Professor Susan C. Cook and Professor Paul Rowe are retiring this spring.
Cook is a professor of musicology, and was formerly the academic associate dean for the Arts and Humanities in the Graduate School and director of the School of Music. She also held the Walt Whitman Chair in American Culture Studies as part of the Fulbright Distinguished Teaching Program in the Netherlands.
Cook’s teaching and research focuses on contemporary and American music of all kinds and demonstrates her abiding interest in feminist methodologies and cultural criticism. The author of Opera for a New Republic, she also co-edited 2 volumes of essays, Cecilia Reclaimed and most recently Bodies of Sound: Studies Across Popular Music and Dance, in collaboration with dance historian Sherril Dodds. As director of the School of Music, Cook played a critical role in the Hamel Music Center building campaign, as well as leading discussions on the department’s strategic vision and mission.
Professor of Voice Paul Rowe has also served on the voice faculties of the University of Wisconsin–Stevens Point, Vanderbilt University, State University of New York at Purchase, Lehigh University and Nazareth College of Rochester, the Berkshire Choral Festival, and the Tennessee State Governor’s School. He was the Artistic Director of the Madison Early Music Festival, an annual festival he helped found in 2000.
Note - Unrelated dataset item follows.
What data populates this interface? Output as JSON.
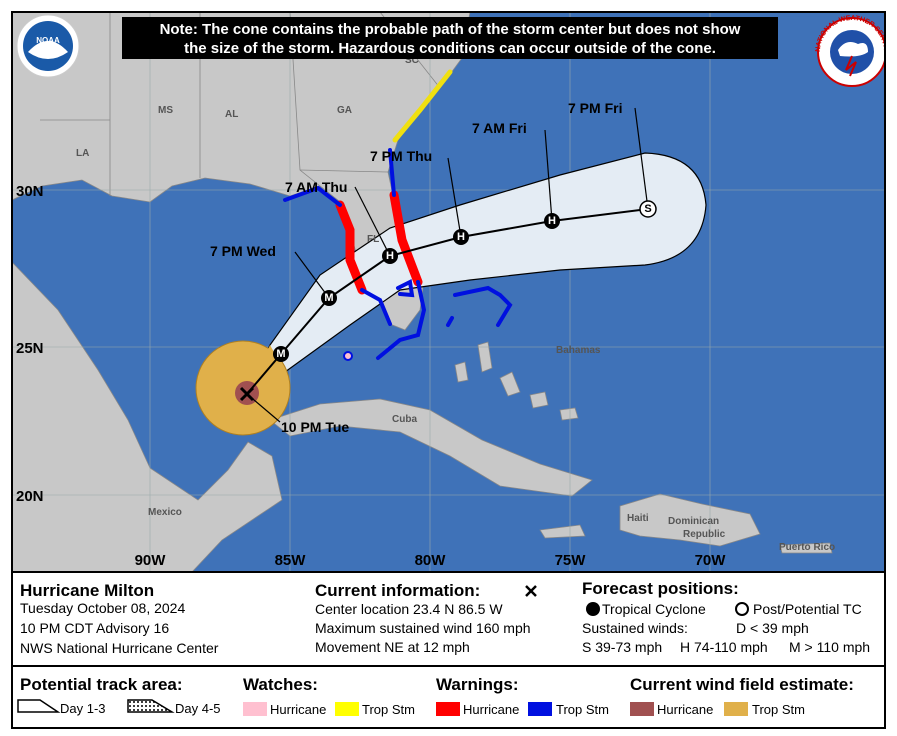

Rowe has maintained a wide ranging performing career throughout the United States for the past 20 years. He has performed with many of the leading American musical organizations including the Boston Symphony Orchestra conducted by Seiji Ozawa at Symphony Hall in Boston and Carnegie Hall in New York, American Ballet Theater at the Metropolitan Opera and Kennedy Center, and Musica Sacra at Carnegie Hall and Alice Tully Hall. He has appeared as well with the Baltimore Choral Arts Society, Smithsonian Chamber Players, the Alabama and Arkansas symphony orchestras, the Folger Consort, and the Ensemble for Early Music, among many other groups.